La hipertensión arterial mantiene un incremento sostenido en México y en Jalisco, pese a tratarse de la principal causa prevenible de muerte prematura. Especialistas del Hospital Civil de Guadalajara alertaron que el aumento se concentra principalmente en personas de entre 50 y 60 años, en el marco del Día Mundial de la Hipertensión. Entre los factores asociados se encuentran los hábitos alimenticios, la alta presencia de sodio en la dieta cotidiana y el incremento de estilos de vida sedentarios. Estos elementos han contribuido a la expansión del padecimiento en la población.
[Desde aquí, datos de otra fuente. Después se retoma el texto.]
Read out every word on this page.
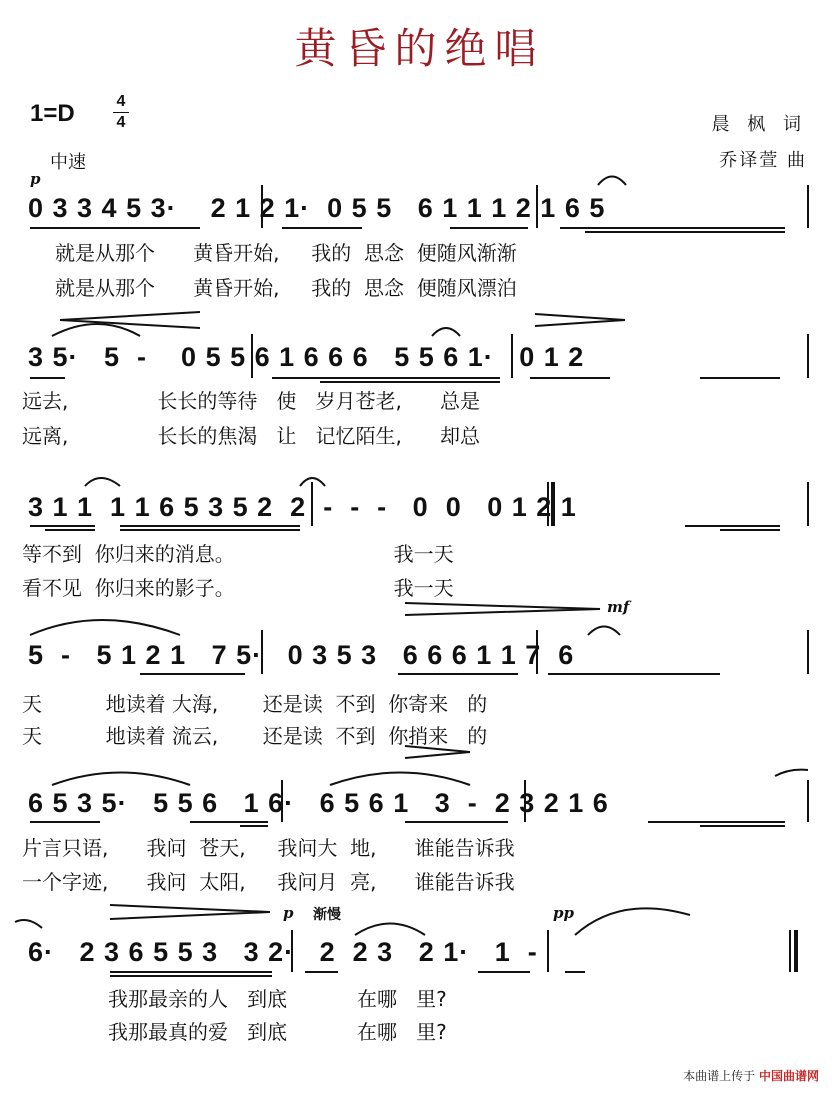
黄昏的绝唱
1=D	4
4	晨 枫 词
乔译萱 曲
中速
p
mf
p 渐慢	pp
0 3 3 4 5 3·    2 1 2 1·  0 5 5   6 1 1 1 2 1 6 5
就是从那个      黄昏开始,     我的  思念  便随风渐渐
就是从那个      黄昏开始,     我的  思念  便随风漂泊
3 5·   5  -    0 5 5 6 1 6 6 6   5 5 6 1·   0 1 2
远去,              长长的等待   使   岁月苍老,      总是
远离,              长长的焦渴   让   记忆陌生,      却总
3 1 1  1 1 6 5 3 5 2  2  -  -  -   0  0   0 1 2 1
等不到  你归来的消息。                         我一天
看不见  你归来的影子。                         我一天
5  -   5 1 2 1   7 5·   0 3 5 3   6 6 6 1 1 7  6
天          地读着 大海,       还是读  不到  你寄来   的
天          地读着 流云,       还是读  不到  你捎来   的
6 5 3 5·   5 5 6   1 6·   6 5 6 1   3  -  2 3 2 1 6
片言只语,      我问  苍天,     我问大  地,      谁能告诉我
一个字迹,      我问  太阳,     我问月  亮,      谁能告诉我
6·   2 3 6 5 5 3   3 2·   2  2 3   2 1·   1  -
我那最亲的人   到底           在哪   里?
我那最真的爱   到底           在哪   里?
本曲谱上传于 中国曲谱网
El jefe del Servicio de Cardiología de Adultos del Antiguo Hospital Civil “Fray Antonio Alcalde”, Christian González Padilla, advirtió la magnitud del problema al señalar que una parte importante de los pacientes desconoce su condición.
“Se estima que la mitad de la población con hipertensión desconoce que vive en esta condición. Es un problema de salud pública que comprende a un tercio de la población mundial. Incluso, una tercera parte de quienes saben que sufren hipertensión están descontrolados”, advirtió.
El titular de la Clínica de Hipertensión y Diálisis Peritoneal del Hospital Civil de Oriente, Salvador Fonseca Reyes, expuso dificultades en la medición clínica del padecimiento y su impacto en las estadísticas. “Se requieren dispositivos adecuados, precisos y validados, como brazaletes que sean del tamaño adecuado para el brazo de los pacientes. Tenemos cuatro tamaños diferentes tan sólo para los adultos. Recordemos que México se encuentra entre el primer y segundo lugar de obesidad en el mundo”, añadió.
El especialista señaló que las variaciones en la medición de la presión arterial pueden generar diferencias de hasta 15 a 20 milímetros, lo que afecta la precisión de diagnósticos.
“Menos sal es más vida. Disminuir el sodio tiene un impacto real e importante en el control de la hipertensión. Se recomienda, como medidas de prevención, una actividad física regular, mantener un peso saludable, evitar el tabaquismo, limitar el consumo de alcohol, tener una adecuada higiene del sueño y un adecuado tratamiento médico en caso de ya tener el diagnóstico”, sugirió Manuel Luis Prieto Magallanes.
Los especialistas también señalaron que productos de consumo cotidiano, como frituras y bebidas azucaradas, pueden aportar entre 30 y 40 por ciento del sodio recomendado diario, lo que refuerza la necesidad de hábitos alimenticios más conscientes.
Finalmente, se planteó la importancia de fortalecer políticas públicas enfocadas en la educación nutricional y la modificación de hábitos de consumo.